The Federal Aviation Administration plans Tuesday to outline a 10-year air traffic control modernization plan to squeeze 30% more traffic into the commercial aviation system while easing delays and increasing safety by giving pilots better information on weather and the locations of other aircraft.
For the passenger, the plan--if executed properly--will mean better, faster and safer service, the agency said.
After years of poorly executed FAA upgrade programs and a virtual ban on building new runways and airports because of community opposition, long delays and cancellations began rippling through the aviation system in summer 1999. The system is so saturated that one small problem can overwhelm the network.

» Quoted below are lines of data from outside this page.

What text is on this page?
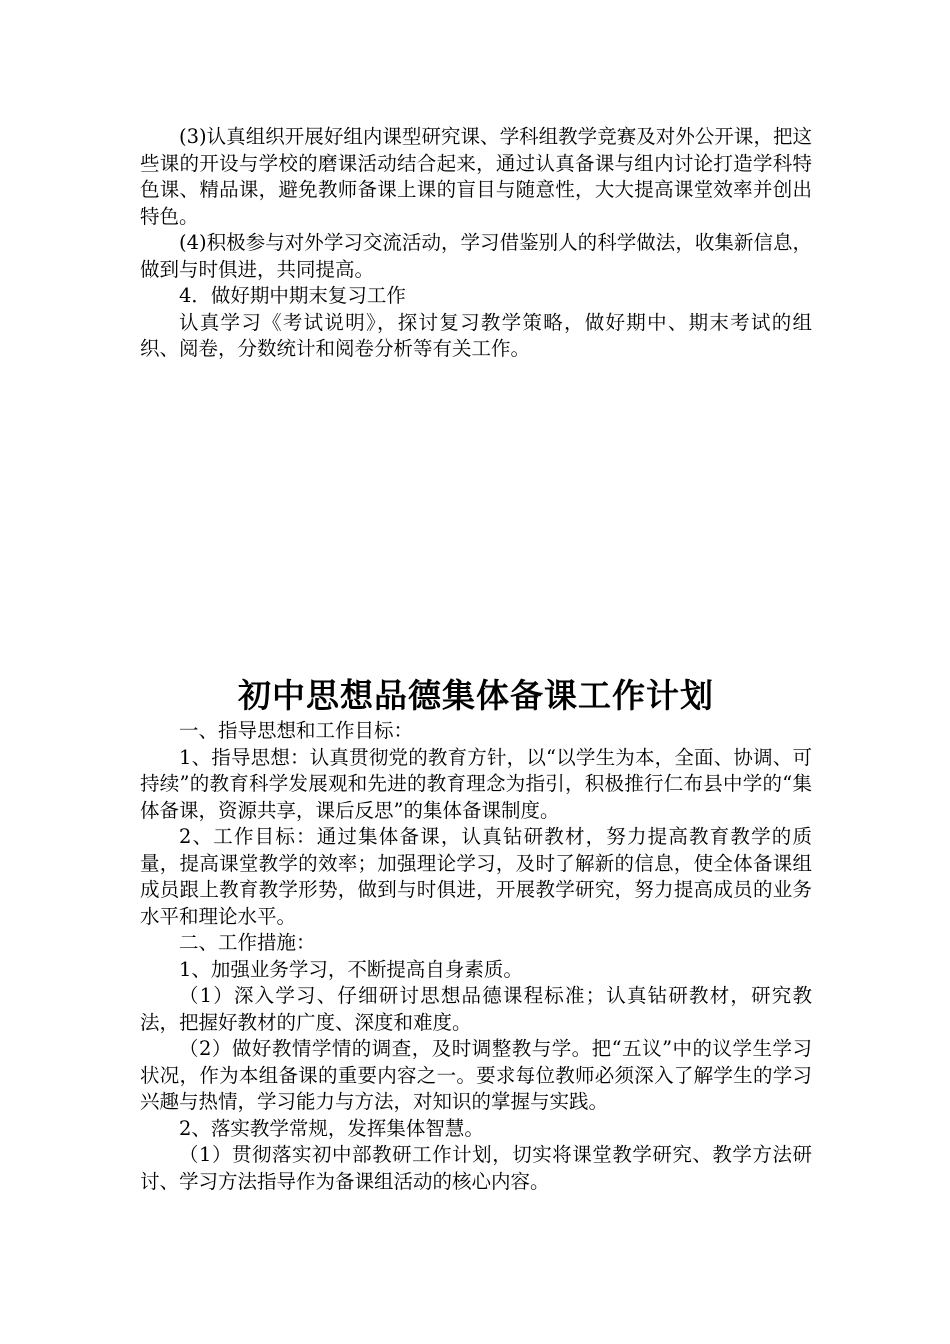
(3)认真组织开展好组内课型研究课、学科组教学竞赛及对外公开课，把这些课的开设与学校的磨课活动结合起来，通过认真备课与组内讨论打造学科特色课、精品课，避免教师备课上课的盲目与随意性，大大提高课堂效率并创出特色。

(4)积极参与对外学习交流活动，学习借鉴别人的科学做法，收集新信息，做到与时俱进，共同提高。

4．做好期中期末复习工作

认真学习《考试说明》，探讨复习教学策略，做好期中、期末考试的组织、阅卷，分数统计和阅卷分析等有关工作。

初中思想品德集体备课工作计划

一、指导思想和工作目标：

1、指导思想：认真贯彻党的教育方针，以“以学生为本，全面、协调、可持续”的教育科学发展观和先进的教育理念为指引，积极推行仁布县中学的“集体备课，资源共享，课后反思”的集体备课制度。

2、工作目标：通过集体备课，认真钻研教材，努力提高教育教学的质量，提高课堂教学的效率；加强理论学习，及时了解新的信息，使全体备课组成员跟上教育教学形势，做到与时俱进，开展教学研究，努力提高成员的业务水平和理论水平。

二、工作措施：

1、加强业务学习，不断提高自身素质。

（1）深入学习、仔细研讨思想品德课程标准；认真钻研教材，研究教法，把握好教材的广度、深度和难度。

（2）做好教情学情的调查，及时调整教与学。把“五议”中的议学生学习状况，作为本组备课的重要内容之一。要求每位教师必须深入了解学生的学习兴趣与热情，学习能力与方法，对知识的掌握与实践。

2、落实教学常规，发挥集体智慧。

（1）贯彻落实初中部教研工作计划，切实将课堂教学研究、教学方法研讨、学习方法指导作为备课组活动的核心内容。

Under a series of FAA-planned programs, the control of planes in the air and on the ground gradually will shift toward a satellite-based system. The FAA plans to reequip ground-based systems with digital radar and better software and controller displays. It also is counting on weather research that might someday give pilots and controllers as much as six hours' notice to help plan routes around bad weather even before it develops. The best that meteorologists can do now is about one hour.
Controllers and pilots also will have new tools. Controllers, for example, will be able to punch a few keys on a computer keyboard to determine whether an aircraft can take a direct route cross-country rather than follow jet-ways--sometimes called highways in the sky--in a zig-zag pattern that allows controllers to better handle traffic, but adds minutes to flights and wastes millions of gallons of fuel every year.
The plan should help controllers and pilots cooperate better.